Nous avons souvent été accompagnés ou guidés dans ces îles et sites par des membres passionnés d’associations locales de protection de la nature, d’agents impliqués des communes ou des services techniques du gouvernement de la Polynésie française.

Au sommet du Mt Orohena, point culminant de Polynésie française et des îles du Pacifique sud, avec des collègues d’associations de protection de la nature. Jean‑Yves Meyer

Certaines de la centaine d’espèces nouvellement découvertes et décrites en un quart de siècle m’ont été dédiées. Soit parce que je les avais collectées pour la première fois, soit en reconnaissance de la coordination des diverses missions qui resteront dans ma mémoire des aventures humaines inoubliables.

Marguerite, fougères et coléoptères

Ischnura jeanyvesmeyeri, demoiselle endémique de l’île de Raivavae aux Australes. Ron Englund

Parmi elles, figure une petite marguerite Bidens (Asteraceae) uniquement trouvée sur les falaises de Rapa aux Australes, qu’il a fallu escalader, un petit arbuste Coprosma des forêts de nuages de Hiva Oa aux Marquises dont on ne connaît que quelques individus mâles, une petite fougère épiphyte Grammitis (Grammitidaceae) restreinte aux plus hauts sommets de Tahiti entre 1900 à 2000 m d’altitude, une demoiselle Ischnura (Odonates Caenagrionidae) des zones humides de Raivavae (Australes), un coléoptère Pycnomerus (Zopheridae) des lambeaux forestiers de Tubuai (Australes).

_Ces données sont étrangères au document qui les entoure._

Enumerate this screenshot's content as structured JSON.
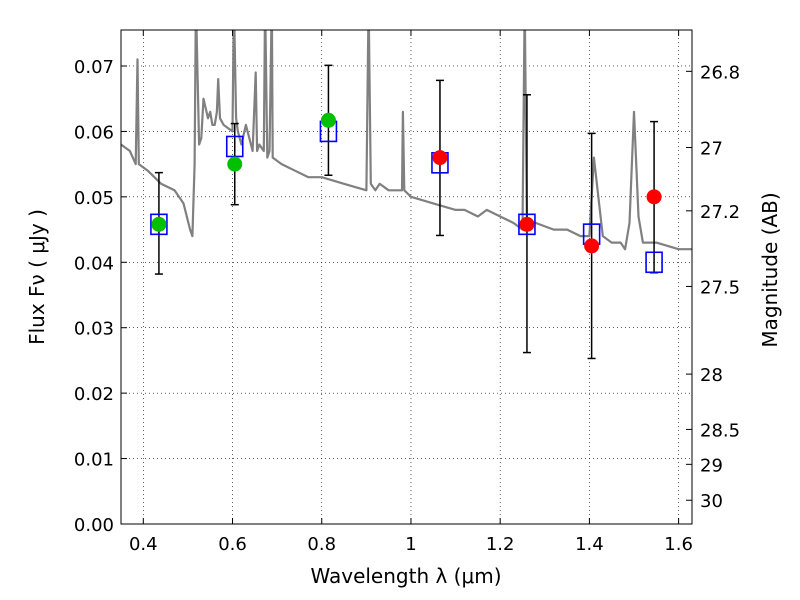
{
  "chart_data": {
    "type": "scatter",
    "title": "",
    "xlabel": "Wavelength  λ (μm)",
    "ylabel": "Flux  Fν  ( μJy )",
    "ylabel_right": "Magnitude (AB)",
    "xlim": [
      0.35,
      1.63
    ],
    "ylim": [
      0.0,
      0.0755
    ],
    "x_ticks": [
      0.4,
      0.6,
      0.8,
      1.0,
      1.2,
      1.4,
      1.6
    ],
    "x_tick_labels": [
      "0.4",
      "0.6",
      "0.8",
      "1",
      "1.2",
      "1.4",
      "1.6"
    ],
    "y_ticks": [
      0.0,
      0.01,
      0.02,
      0.03,
      0.04,
      0.05,
      0.06,
      0.07
    ],
    "y_tick_labels": [
      "0.00",
      "0.01",
      "0.02",
      "0.03",
      "0.04",
      "0.05",
      "0.06",
      "0.07"
    ],
    "mag_ticks": [
      26.8,
      27,
      27.2,
      27.5,
      28,
      28.5,
      29,
      30
    ],
    "mag_tick_labels": [
      "26.8",
      "27",
      "27.2",
      "27.5",
      "28",
      "28.5",
      "29",
      "30"
    ],
    "grid": true,
    "legend": "none",
    "colors": {
      "sed": "#808080",
      "model_box": "#0000ff",
      "obs_green": "#00c000",
      "obs_red": "#ff0000",
      "errorbar": "#000000"
    },
    "series": [
      {
        "kind": "line",
        "x": [
          0.35,
          0.37,
          0.383,
          0.387,
          0.39,
          0.41,
          0.44,
          0.47,
          0.49,
          0.505,
          0.51,
          0.515,
          0.518,
          0.525,
          0.53,
          0.535,
          0.545,
          0.55,
          0.555,
          0.56,
          0.565,
          0.568,
          0.572,
          0.58,
          0.6,
          0.603,
          0.608,
          0.612,
          0.62,
          0.63,
          0.645,
          0.652,
          0.655,
          0.66,
          0.67,
          0.673,
          0.678,
          0.683,
          0.688,
          0.69,
          0.71,
          0.74,
          0.77,
          0.8,
          0.85,
          0.9,
          0.905,
          0.91,
          0.92,
          0.93,
          0.95,
          0.98,
          0.982,
          0.985,
          1.0,
          1.05,
          1.1,
          1.12,
          1.15,
          1.17,
          1.2,
          1.23,
          1.25,
          1.255,
          1.26,
          1.28,
          1.32,
          1.35,
          1.38,
          1.4,
          1.41,
          1.43,
          1.45,
          1.47,
          1.48,
          1.49,
          1.5,
          1.51,
          1.52,
          1.55,
          1.6,
          1.63
        ],
        "y": [
          0.058,
          0.057,
          0.055,
          0.071,
          0.055,
          0.054,
          0.052,
          0.051,
          0.049,
          0.045,
          0.044,
          0.055,
          0.08,
          0.058,
          0.059,
          0.065,
          0.062,
          0.063,
          0.061,
          0.061,
          0.063,
          0.068,
          0.062,
          0.061,
          0.06,
          0.08,
          0.062,
          0.06,
          0.058,
          0.061,
          0.057,
          0.069,
          0.057,
          0.058,
          0.057,
          0.08,
          0.056,
          0.057,
          0.08,
          0.056,
          0.055,
          0.054,
          0.053,
          0.053,
          0.052,
          0.051,
          0.08,
          0.052,
          0.051,
          0.052,
          0.051,
          0.051,
          0.063,
          0.051,
          0.05,
          0.049,
          0.048,
          0.048,
          0.047,
          0.048,
          0.047,
          0.046,
          0.045,
          0.08,
          0.046,
          0.046,
          0.045,
          0.045,
          0.044,
          0.044,
          0.056,
          0.044,
          0.043,
          0.043,
          0.042,
          0.046,
          0.063,
          0.047,
          0.043,
          0.043,
          0.042,
          0.042
        ]
      },
      {
        "kind": "model-box",
        "x": [
          0.435,
          0.605,
          0.815,
          1.065,
          1.26,
          1.405,
          1.545
        ],
        "y": [
          0.0458,
          0.0577,
          0.06,
          0.0552,
          0.0458,
          0.0443,
          0.04
        ]
      },
      {
        "kind": "observed",
        "x": [
          0.435,
          0.605,
          0.815,
          1.065,
          1.26,
          1.405,
          1.545
        ],
        "y": [
          0.0458,
          0.055,
          0.0617,
          0.056,
          0.0458,
          0.0425,
          0.05
        ],
        "yerr_low": [
          0.0382,
          0.0488,
          0.0533,
          0.0441,
          0.0262,
          0.0253,
          0.0384
        ],
        "yerr_high": [
          0.0537,
          0.0612,
          0.0701,
          0.0678,
          0.0656,
          0.0597,
          0.0615
        ],
        "color": [
          "green",
          "green",
          "green",
          "red",
          "red",
          "red",
          "red"
        ]
      }
    ]
  }
}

Ou encore un escargot arboricole Partula (Partulidae), unique survivant de ce genre sur l’île de Raiatea (Société) et découvert dans un vallon humide situé sous le plus haut sommet vers 950 m d’altitude après deux journées d’ascension à ouvrir une piste sur une crête étroite…

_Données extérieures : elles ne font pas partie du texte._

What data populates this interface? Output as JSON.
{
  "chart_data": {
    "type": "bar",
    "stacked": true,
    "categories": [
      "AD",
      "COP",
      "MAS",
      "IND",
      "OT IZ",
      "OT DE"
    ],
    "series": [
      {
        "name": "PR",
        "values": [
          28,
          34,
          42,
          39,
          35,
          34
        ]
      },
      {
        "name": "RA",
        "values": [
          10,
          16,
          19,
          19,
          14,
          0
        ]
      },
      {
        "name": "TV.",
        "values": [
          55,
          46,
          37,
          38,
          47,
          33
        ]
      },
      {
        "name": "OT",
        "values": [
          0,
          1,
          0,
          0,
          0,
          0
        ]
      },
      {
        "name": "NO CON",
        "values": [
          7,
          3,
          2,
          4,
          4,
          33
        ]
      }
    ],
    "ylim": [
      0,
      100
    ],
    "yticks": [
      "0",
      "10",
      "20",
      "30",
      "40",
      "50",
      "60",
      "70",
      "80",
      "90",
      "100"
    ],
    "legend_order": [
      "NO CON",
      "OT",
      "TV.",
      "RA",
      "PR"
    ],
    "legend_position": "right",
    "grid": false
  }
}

D’autres plantes à fleurs que j’ai collectées sur les sommets de Bora Bora, Moorea, Raiatea (Société), restent encore à décrire !

A peine découvertes, déjà menacées

Et pourtant, malgré la joie que procure leur découverte, la plupart de ces espèces souvent très rares sont malheureusement menacées de disparition dans leur milieu naturel par les activités humaines croissantes (urbanisation, déforestation, incendies, pollutions)…

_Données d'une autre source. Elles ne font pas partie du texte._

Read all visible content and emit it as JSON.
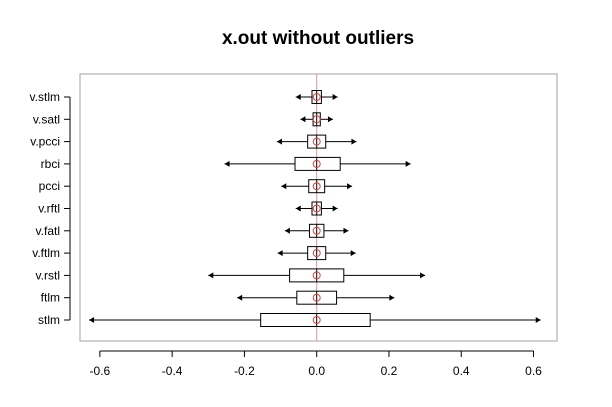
{
  "chart_data": {
    "type": "boxplot",
    "orientation": "horizontal",
    "title": "x.out without outliers",
    "xlabel": "",
    "ylabel": "",
    "xlim": [
      -0.655,
      0.665
    ],
    "x_ticks": [
      -0.6,
      -0.4,
      -0.2,
      0.0,
      0.2,
      0.4,
      0.6
    ],
    "x_tick_labels": [
      "-0.6",
      "-0.4",
      "-0.2",
      "0.0",
      "0.2",
      "0.4",
      "0.6"
    ],
    "reference_line": 0.0,
    "grid": false,
    "colors": {
      "box": "#000000",
      "reference_line": "#c8a0a0",
      "mean_marker": "#d94040",
      "whisker_end": "#000000"
    },
    "categories": [
      "v.stlm",
      "v.satl",
      "v.pcci",
      "rbci",
      "pcci",
      "v.rftl",
      "v.fatl",
      "v.ftlm",
      "v.rstl",
      "ftlm",
      "stlm"
    ],
    "boxes": [
      {
        "label": "v.stlm",
        "whisker_low": -0.058,
        "q1": -0.013,
        "median": 0.0,
        "q3": 0.013,
        "whisker_high": 0.058,
        "mean": 0.0
      },
      {
        "label": "v.satl",
        "whisker_low": -0.045,
        "q1": -0.01,
        "median": 0.0,
        "q3": 0.01,
        "whisker_high": 0.045,
        "mean": 0.0
      },
      {
        "label": "v.pcci",
        "whisker_low": -0.11,
        "q1": -0.025,
        "median": 0.0,
        "q3": 0.025,
        "whisker_high": 0.11,
        "mean": 0.0
      },
      {
        "label": "rbci",
        "whisker_low": -0.255,
        "q1": -0.06,
        "median": 0.0,
        "q3": 0.065,
        "whisker_high": 0.26,
        "mean": 0.0
      },
      {
        "label": "pcci",
        "whisker_low": -0.098,
        "q1": -0.022,
        "median": 0.0,
        "q3": 0.022,
        "whisker_high": 0.098,
        "mean": 0.0
      },
      {
        "label": "v.rftl",
        "whisker_low": -0.058,
        "q1": -0.013,
        "median": 0.0,
        "q3": 0.013,
        "whisker_high": 0.058,
        "mean": 0.0
      },
      {
        "label": "v.fatl",
        "whisker_low": -0.088,
        "q1": -0.02,
        "median": 0.0,
        "q3": 0.02,
        "whisker_high": 0.088,
        "mean": 0.0
      },
      {
        "label": "v.ftlm",
        "whisker_low": -0.108,
        "q1": -0.025,
        "median": 0.0,
        "q3": 0.025,
        "whisker_high": 0.108,
        "mean": 0.0
      },
      {
        "label": "v.rstl",
        "whisker_low": -0.3,
        "q1": -0.075,
        "median": 0.0,
        "q3": 0.075,
        "whisker_high": 0.3,
        "mean": 0.0
      },
      {
        "label": "ftlm",
        "whisker_low": -0.22,
        "q1": -0.055,
        "median": 0.0,
        "q3": 0.055,
        "whisker_high": 0.215,
        "mean": 0.0
      },
      {
        "label": "stlm",
        "whisker_low": -0.63,
        "q1": -0.155,
        "median": 0.0,
        "q3": 0.148,
        "whisker_high": 0.62,
        "mean": 0.0
      }
    ]
  }
}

JYHM collectant Bidens meyeri sur l’île de Rapa aux Australes. Ron Englund

Mais également et surtout par des espèces introduites devenues envahissantes (dites « invasives ») : chèvres, moutons et cochons sauvages détruisant les sous-bois forestiers, rats omnivores s’attaquant aux graines, plantules, oiseaux, squamates et arthropodes ; escargot et ver plat prédateurs de mollusques endémiques ; fourmis colonisatrices (comme la petite fourmi de feu et la fourmi jaune folle) ; très nombreuses plantes envahissantes dont le miconia qui forme de forêts denses à Tahiti et Moorea (archipel de la Société) jusqu’à 1200 m d’altitude ; insectes phytophages, champignons pathogènes et virus souvent non identifiés !

L’urgence de les protéger

Au-delà de leur description et publication dans des revues scientifiques spécialisées, la protection légale et la conservation in situ (parcs, réserves, aires gérées) de ces espèces nouvelles pour la science et menacées de disparition s’avère être une priorité si on ne veut pas qu’elles ne subsistent que sous forme de spécimens d’herbier ou dans les collections zoologiques des musées.

En cette période de « sixième crise d’extinction mondiale » et dans une nouvelle ère appelée « anthropocène », il est donc du devoir du biologiste et du naturaliste de documenter et de porter à connaissance du grand public, des gestionnaires d’espaces naturels, des autorités compétentes et des politiques, la richesse, l’originalité et la beauté de notre biodiversité (des gènes aux écosystèmes)… « avant que nature meure », comme l’écrivait l’ornithologue Jean Dorst du Muséum national d’histoire naturelle de Paris en 1965.